Cloudinary Blog

How to leverage multiple categorization engines for improved automatic tagging

Automatic Image Tagging With Multiple Categorization Engines

The value of categorizing all the images in your library cannot be underestimated. Besides the obvious advantage of making your image library searchable and displaying relevant content to your users based on their interests, you can also learn more about your users according to the content they upload, and find out what people care about and look for. However, when dealing with a large volume of images, manually categorizing the images would take up too much time and resources.

Happily, there are already several companies delving into the automatic categorization landscape, and the competition is a good thing! The technology is constantly being improved, and the algorithms they use are getting better and better at identifying scenes and object categorization. Of course, the pace that each of the companies develop, and the categorization engine that each offers are not identical, with some better at categorizing certain objects than others. This is based on the different training approaches, manual tagging which is the original basis for these algorithms in many cases, and so on. This can make it difficult to decide which engine to use, especially if you want to categorize user-uploaded images, which can obviously fall into a very wide range of possibilities for categorization.

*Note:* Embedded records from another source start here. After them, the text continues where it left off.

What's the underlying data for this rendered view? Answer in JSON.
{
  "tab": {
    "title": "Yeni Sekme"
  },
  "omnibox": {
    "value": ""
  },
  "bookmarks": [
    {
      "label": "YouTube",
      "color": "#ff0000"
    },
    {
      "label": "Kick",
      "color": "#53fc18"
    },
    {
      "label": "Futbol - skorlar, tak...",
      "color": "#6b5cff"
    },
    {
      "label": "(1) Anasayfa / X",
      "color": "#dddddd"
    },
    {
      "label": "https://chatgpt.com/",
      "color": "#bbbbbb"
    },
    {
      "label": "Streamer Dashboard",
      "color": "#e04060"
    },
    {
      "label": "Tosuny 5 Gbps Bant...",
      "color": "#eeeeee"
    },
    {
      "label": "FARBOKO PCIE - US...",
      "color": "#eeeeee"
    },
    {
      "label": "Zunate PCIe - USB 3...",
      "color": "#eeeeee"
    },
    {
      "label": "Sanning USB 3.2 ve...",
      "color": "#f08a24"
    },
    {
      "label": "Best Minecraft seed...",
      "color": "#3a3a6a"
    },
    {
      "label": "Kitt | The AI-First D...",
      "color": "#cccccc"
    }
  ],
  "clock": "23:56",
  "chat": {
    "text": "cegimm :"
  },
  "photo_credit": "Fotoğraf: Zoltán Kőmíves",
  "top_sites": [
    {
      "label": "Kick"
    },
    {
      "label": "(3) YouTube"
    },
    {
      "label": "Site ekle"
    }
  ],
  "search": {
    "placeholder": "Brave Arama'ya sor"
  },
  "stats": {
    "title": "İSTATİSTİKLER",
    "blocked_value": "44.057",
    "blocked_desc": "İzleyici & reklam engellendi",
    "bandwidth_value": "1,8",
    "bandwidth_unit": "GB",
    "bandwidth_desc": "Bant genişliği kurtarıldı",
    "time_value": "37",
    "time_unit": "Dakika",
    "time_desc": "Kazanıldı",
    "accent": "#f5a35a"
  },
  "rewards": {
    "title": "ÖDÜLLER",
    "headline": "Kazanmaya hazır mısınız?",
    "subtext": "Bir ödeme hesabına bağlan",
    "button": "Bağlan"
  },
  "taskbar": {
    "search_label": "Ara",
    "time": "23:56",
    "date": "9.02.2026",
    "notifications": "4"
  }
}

So why not leverage more than one categorization engine! Send your images to multiple engines, and use all of their results when tagging your images! By taking the top confidence results of each one, you can make sure that the resulting set of tags attached to the image is as accurate, expansive and as relevant as possible.

Multiple categorization engines

Cloudinary eases the whole process of auto-tagging your images with the results from multiple categorization engines. With one line of code when you upload or update an image, you can request automatic categorization from multiple add-ons, and then automatically add the tags to the image. The categorization parameter accepts a comma separated list of add-ons to run on the resource, and Cloudinary currently offers 3 add-ons for automatically tagging your images.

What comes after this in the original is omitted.